Albertsons filed a lawsuit against Kroger, seeking billions in damages, including a $600 million termination fee|Ambrosia LaFluer; MortalConviction|CC BY 2.0; CC BY 3.0

Albertsons has scrapped its $24.6 billion merger with Kroger following rulings by two courts rejecting the deal this week. The courts in Oregon and Washington sided with the FTC, saying that the acquisition would harm competition, reduce employee wages, and increase prices for consumers.

The decision ends a two-year effort to create the largest supermarket in US history, which would have commanded roughly 13% of the grocery market. The proposed merger would have combined Albertsons’ 2,300 stores with Kroger’s 2,750 and employed around 700,000 workers.

The supermarket giants argued that the merger would help better compete with retailers like Walmart and Amazon.

But now, Albertsons has filed a lawsuit against Kroger, seeking billions in damages, including a $600 million termination fee. It alleges Kroger failed to address regulatory concerns, which blocked the deal by courts.

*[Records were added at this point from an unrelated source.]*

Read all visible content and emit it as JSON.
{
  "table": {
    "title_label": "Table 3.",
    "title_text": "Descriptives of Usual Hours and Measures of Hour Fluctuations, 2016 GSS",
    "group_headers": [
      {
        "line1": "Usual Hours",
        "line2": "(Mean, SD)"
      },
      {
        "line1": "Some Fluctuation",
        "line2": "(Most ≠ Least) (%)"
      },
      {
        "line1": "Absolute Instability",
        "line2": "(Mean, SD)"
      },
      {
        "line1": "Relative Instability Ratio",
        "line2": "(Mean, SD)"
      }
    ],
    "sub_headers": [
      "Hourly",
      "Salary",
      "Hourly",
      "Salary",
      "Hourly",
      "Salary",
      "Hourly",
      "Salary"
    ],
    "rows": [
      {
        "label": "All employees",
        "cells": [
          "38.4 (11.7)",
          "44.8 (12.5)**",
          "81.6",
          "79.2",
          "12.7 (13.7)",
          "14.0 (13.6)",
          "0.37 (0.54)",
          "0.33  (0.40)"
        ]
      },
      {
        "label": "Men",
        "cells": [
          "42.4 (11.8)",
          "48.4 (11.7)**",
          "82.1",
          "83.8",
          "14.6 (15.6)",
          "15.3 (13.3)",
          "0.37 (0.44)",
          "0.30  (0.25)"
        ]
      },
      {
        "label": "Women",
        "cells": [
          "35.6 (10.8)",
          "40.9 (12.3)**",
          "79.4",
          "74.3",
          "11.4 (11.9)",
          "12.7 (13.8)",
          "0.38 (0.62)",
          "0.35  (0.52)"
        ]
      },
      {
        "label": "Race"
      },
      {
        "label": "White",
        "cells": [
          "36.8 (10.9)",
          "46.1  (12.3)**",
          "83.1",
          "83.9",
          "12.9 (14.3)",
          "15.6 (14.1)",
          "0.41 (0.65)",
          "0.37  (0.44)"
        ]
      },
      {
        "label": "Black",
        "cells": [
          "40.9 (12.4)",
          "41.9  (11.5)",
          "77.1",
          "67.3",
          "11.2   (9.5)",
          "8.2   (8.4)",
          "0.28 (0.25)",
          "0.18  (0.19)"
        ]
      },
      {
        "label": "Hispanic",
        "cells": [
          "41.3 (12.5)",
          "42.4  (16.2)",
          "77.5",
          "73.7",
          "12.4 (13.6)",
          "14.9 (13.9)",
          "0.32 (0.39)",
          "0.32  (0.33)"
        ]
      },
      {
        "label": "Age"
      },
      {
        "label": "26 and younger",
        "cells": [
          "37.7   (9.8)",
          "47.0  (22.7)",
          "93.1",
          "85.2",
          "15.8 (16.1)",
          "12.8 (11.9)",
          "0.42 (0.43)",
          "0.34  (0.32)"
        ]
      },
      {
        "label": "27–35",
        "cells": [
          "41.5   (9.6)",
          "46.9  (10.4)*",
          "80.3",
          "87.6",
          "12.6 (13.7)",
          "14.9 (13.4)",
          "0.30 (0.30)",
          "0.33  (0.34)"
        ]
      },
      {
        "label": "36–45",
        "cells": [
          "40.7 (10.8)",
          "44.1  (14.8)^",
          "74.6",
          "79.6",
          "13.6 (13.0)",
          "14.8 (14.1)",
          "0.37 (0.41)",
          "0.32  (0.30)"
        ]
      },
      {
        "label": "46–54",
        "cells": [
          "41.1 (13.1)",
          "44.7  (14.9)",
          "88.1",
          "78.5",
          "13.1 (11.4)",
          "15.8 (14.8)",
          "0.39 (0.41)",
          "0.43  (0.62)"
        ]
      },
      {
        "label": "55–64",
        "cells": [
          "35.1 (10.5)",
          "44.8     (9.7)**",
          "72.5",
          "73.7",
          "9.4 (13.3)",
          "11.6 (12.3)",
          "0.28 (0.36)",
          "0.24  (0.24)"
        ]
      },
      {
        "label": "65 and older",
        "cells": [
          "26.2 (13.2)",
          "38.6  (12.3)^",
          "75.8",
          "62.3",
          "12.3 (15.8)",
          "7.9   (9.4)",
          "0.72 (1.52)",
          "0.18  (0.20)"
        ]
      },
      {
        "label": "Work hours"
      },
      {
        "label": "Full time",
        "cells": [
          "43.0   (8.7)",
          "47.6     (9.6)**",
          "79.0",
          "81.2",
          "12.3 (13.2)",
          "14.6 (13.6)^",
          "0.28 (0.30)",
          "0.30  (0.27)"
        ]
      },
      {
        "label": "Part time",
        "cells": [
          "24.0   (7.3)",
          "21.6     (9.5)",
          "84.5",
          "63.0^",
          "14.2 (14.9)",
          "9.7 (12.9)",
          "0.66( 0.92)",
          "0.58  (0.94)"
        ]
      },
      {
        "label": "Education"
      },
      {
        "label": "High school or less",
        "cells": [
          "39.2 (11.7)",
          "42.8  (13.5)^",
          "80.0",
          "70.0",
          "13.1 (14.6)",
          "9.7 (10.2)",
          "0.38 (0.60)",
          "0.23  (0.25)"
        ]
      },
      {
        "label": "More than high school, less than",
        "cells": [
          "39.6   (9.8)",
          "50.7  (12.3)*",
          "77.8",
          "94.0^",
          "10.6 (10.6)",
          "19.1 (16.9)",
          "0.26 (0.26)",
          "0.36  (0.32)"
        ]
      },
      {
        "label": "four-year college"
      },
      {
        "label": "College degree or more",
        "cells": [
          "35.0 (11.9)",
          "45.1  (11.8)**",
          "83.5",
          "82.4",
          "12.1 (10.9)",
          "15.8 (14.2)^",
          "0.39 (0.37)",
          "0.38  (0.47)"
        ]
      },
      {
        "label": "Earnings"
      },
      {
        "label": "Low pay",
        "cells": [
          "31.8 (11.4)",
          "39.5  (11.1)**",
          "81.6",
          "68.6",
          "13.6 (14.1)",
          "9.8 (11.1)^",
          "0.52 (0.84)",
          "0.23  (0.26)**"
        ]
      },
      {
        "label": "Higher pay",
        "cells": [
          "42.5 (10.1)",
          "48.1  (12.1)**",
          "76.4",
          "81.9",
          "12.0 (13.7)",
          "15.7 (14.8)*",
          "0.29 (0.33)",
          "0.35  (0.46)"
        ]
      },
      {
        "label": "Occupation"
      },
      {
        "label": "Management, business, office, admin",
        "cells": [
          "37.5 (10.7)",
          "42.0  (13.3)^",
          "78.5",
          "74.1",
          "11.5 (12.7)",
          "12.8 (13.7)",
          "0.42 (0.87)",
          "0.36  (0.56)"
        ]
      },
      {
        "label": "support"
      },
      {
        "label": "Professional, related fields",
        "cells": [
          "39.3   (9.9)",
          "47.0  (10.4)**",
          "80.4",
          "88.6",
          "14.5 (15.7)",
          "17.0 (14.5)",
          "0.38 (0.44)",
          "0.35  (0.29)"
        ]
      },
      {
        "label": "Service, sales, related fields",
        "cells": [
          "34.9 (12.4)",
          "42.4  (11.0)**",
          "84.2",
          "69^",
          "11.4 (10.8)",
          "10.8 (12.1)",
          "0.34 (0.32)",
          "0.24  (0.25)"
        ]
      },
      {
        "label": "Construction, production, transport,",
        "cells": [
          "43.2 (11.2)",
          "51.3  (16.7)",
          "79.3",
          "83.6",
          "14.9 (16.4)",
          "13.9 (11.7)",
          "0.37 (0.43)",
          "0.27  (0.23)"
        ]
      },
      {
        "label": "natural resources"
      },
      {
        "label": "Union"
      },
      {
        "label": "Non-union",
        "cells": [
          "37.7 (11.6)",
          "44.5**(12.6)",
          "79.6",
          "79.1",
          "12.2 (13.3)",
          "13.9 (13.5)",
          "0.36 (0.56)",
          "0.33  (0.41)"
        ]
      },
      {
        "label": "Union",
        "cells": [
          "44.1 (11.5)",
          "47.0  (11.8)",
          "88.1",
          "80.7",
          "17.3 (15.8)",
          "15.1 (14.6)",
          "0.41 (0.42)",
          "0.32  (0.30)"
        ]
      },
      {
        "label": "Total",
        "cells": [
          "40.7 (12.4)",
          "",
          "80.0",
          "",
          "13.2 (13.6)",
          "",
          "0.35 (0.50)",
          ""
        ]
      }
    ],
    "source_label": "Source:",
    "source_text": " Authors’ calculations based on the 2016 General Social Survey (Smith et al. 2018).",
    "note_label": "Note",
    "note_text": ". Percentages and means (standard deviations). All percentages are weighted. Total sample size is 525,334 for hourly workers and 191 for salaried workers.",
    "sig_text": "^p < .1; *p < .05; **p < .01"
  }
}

Kroger denies the claims and blames Albertsons for breaching the agreement.

The failed merger is a win for FTC Chair Lina Khan, who has aggressively pushed against mergers and acquisitions and Big Tech over antitrust grounds.

President-elect Donald Trump’s FTC pick, Andrew Ferguson, promises to reverse what he calls Khan’s “anti-business agenda.” He could favor policies that may be less critical of corporate mergers.

It would be good news to Wall Street, which is seeing a resurgence in mergers, buoyed by $35 billion in deals announced this week.